Es ist ein Problem, das man schon in der Antike wälzte: Wann wird aus einem Nichthaufen ein Haufen? Nicht, wenn einem Reiskorn ein Zweites hinzugefügt wird; auch nicht, wenn ein Drittes hinzukommt. Irgendwann aber ist es soweit: ein Haufen ist entstanden. Dennoch kann keiner eine exakte Zahl von Reiskörnern benennen, ab denen ein Haufen besteht. Diese Frage bewegt uns Menschen seit der Antike, als sogenannte Sorites-Paradoxie. So viel vorneweg: Es gibt keine einfache Lösung.

In welcher Welt wollen, in welcher Welt werden wir leben?

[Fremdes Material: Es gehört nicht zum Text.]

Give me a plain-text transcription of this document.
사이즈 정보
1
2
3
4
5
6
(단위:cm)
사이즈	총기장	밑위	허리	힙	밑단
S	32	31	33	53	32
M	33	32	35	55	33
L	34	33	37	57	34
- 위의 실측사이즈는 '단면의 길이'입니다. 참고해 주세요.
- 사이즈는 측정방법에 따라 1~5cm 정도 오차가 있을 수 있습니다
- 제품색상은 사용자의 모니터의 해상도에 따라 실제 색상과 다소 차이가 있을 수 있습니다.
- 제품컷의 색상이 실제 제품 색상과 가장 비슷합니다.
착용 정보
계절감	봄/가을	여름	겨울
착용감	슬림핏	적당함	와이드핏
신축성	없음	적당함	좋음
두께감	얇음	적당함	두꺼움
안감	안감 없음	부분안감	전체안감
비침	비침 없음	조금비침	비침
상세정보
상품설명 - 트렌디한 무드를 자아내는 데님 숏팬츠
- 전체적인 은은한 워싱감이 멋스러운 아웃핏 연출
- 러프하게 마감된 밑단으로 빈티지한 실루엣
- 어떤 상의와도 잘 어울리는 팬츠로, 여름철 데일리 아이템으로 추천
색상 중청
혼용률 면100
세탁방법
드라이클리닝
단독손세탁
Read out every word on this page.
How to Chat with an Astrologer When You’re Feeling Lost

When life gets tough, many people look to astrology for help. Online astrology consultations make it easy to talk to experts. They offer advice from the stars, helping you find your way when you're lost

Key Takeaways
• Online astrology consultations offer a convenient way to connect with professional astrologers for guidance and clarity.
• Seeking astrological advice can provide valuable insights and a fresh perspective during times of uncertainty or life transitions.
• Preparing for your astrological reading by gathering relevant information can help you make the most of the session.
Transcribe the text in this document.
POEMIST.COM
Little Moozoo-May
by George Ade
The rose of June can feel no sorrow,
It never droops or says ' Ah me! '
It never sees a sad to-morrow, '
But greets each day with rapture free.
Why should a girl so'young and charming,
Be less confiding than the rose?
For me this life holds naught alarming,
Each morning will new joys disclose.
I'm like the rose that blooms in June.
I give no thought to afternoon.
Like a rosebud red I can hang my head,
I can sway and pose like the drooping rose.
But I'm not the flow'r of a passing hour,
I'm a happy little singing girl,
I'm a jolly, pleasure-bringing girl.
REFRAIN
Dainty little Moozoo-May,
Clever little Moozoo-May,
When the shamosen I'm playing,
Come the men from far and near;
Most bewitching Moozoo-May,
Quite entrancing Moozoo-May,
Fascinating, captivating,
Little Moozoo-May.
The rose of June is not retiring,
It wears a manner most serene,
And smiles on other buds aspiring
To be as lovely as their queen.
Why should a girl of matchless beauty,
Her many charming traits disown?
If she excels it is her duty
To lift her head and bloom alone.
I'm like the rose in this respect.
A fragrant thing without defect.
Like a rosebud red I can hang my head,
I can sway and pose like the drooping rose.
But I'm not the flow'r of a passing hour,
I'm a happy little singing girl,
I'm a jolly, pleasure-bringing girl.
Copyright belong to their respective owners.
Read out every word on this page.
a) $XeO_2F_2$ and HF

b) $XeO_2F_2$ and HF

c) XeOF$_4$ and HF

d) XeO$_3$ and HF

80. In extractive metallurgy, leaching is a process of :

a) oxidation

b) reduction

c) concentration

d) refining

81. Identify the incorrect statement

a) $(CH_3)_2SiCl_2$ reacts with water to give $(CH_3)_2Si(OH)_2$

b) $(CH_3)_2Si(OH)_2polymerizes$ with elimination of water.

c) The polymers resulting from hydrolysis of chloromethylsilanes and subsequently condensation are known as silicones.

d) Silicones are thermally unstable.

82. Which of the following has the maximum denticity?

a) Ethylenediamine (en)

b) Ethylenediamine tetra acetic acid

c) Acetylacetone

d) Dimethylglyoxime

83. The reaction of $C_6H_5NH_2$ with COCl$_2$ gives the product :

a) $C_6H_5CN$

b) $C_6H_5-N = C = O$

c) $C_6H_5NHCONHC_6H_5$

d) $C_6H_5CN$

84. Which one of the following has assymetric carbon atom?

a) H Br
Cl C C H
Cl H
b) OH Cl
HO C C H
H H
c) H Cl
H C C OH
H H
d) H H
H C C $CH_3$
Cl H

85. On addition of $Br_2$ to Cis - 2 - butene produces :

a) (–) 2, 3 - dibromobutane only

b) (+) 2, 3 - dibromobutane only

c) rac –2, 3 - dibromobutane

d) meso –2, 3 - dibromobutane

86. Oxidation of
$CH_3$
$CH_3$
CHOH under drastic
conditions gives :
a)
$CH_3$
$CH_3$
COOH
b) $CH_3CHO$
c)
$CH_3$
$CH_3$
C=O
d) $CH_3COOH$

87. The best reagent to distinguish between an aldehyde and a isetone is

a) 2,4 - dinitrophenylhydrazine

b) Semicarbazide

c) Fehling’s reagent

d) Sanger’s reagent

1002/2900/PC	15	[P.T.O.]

Dennoch ist die Frage von großer Bedeutung für jeden Menschen, für jede Gemeinschaft. Ganz konkret beim Umgang mit Energieverbrauch und Umweltschutz. Nur weil eine Lampe drei Minuten länger brennt, die Tür zum Keller länger als nötig offensteht oder der alte Wäschetrockner sechs Monate später ausgetauscht wird, steigt der Energieverbrauch doch kaum messbar an, die Umwelt ist nicht messbar geschädigt. Wenn sich alle Menschen so verhalten jedoch mit Sicherheit. Wo jedoch die Grenze liegt, wo aus dem Reiskorn ein Haufen wird, bleibt unklar.
In noch größerem Maßstab stellt sich die Frage für die Gesellschaft. In welcher Welt wollen, in welcher Welt werden wir leben? Ein Haus im Landschaftsschutzgebiet verändert weder dessen Charakter noch die Schutzwürdigkeit. Ebenso wenig ein Zweites oder Drittes. Irgendwann aber wird aus dem Nichthaufen ein Haufen, sprich das Gebiet ist nicht mehr schützenswert. Eine Fahrt mit dem Auto verändert nicht das Klima, Autofahren aber schon. Der Sachverhalt ist eindeutig: keine Gesellschaft kann funktionieren, kann fortbestehen, wenn eine gewisse Anzahl von Menschen, die so denken und handeln, überschritten wird. Bedenklich oder gar gefährlich wird es, wenn das sogenannte Trittbrettfahren einen gewissen Punkt überschreitet.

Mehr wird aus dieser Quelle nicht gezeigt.